Derek nodded slightly. He was still standing in the middle of the room, hands in his pockets as he watched her intently. “I may have to ask you to trust me unconditionally. Will you be able to do that, Shannon?”
“What do you mean, unconditionally?”
“Just that. No reservations, no hesitations. If I tell you to do something, you have to do it—no matter what. Our lives could depend on it.”
Shannon was afraid now, but not of him. “I don’t understand.”
“We’ll be leaving here in a day or two; it won’t be safe to stay longer.” His voice was calm, steady. “They don’t know you’re with me, but if they know the right people to ask, they’ll find out I’m a possible threat. So we’ll have to keep m
oving. I know a few places, safe at least for a while. But the important thing is that you have to trust me. We may have to move very quickly, with no warning.”
“All right,” she said steadily.
He smiled. “No hesitation?”
“What choice do I have?”
“True.” He stopped smiling.
“I’m sorry.” Suddenly she wanted to cry. “I shouldn’t have said that. You took in a stranger, and you didn’t have to. You didn’t have to be so kind or decide to get involved in this mess—”
“Shannon?”
She put her cup down, wondering why she’d been holding it, then met his gaze. “What?”
“You’re beautiful.”
The two simple words had the same impact on her this time; she couldn’t breathe and her heart thumped heavily. “Stop saying that,” she managed to say.
“Unconditional trust, remember?”
The room was suddenly getting small, very small, until she thought she could reach out and touch the walls, stand up and bump her head on the ceiling. It was small, and full of him, and she couldn’t look away from those dark eyes. Her throat was tense, tight, and her shaking fingers twined together in her lap.
He just stood there, just stood there waiting, as if he was prepared to wait forever if that’s how long it took her to answer. Her hands were cold and there wasn’t any space at all between her and him, he filled it somehow, made it thick with emotions she didn’t understand.
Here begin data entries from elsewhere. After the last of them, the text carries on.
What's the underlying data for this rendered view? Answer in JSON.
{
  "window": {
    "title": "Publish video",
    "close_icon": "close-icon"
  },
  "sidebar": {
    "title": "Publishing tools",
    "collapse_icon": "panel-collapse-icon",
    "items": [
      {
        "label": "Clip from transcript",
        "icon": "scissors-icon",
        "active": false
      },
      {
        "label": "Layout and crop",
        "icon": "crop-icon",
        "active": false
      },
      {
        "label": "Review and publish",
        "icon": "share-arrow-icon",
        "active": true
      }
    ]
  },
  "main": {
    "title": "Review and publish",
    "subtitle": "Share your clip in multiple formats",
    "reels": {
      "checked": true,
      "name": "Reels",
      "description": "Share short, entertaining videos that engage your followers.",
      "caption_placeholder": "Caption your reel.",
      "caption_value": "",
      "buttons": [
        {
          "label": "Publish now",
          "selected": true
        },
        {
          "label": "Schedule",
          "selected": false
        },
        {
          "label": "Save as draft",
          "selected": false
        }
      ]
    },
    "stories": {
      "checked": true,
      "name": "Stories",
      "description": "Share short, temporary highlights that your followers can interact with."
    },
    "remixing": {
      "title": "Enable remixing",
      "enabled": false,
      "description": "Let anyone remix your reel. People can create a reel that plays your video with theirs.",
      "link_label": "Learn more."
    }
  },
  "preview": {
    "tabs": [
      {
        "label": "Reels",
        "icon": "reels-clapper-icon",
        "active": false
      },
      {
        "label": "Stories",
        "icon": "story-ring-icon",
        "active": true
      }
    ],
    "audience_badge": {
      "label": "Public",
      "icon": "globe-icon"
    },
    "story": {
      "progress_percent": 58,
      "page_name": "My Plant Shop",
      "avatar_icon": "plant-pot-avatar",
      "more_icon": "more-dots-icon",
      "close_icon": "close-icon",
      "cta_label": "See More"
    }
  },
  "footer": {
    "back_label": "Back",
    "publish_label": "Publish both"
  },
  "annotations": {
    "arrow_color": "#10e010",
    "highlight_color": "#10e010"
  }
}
“Stop it,” she whispered, not even sure what she was asking him to stop.
“No.” His voice remained calm, his face still, and he made no move toward her. “This is important, Shannon. You carry a cracked mirror around with you long enough, and everything begins to show a distorted reflection. You have to see what’s there—beginning with your own true reflection.”
“I can’t—”
“I know you can’t. Not yet. That’s why you have to trust me to see for you until you learn how. Do you trust me to do that?”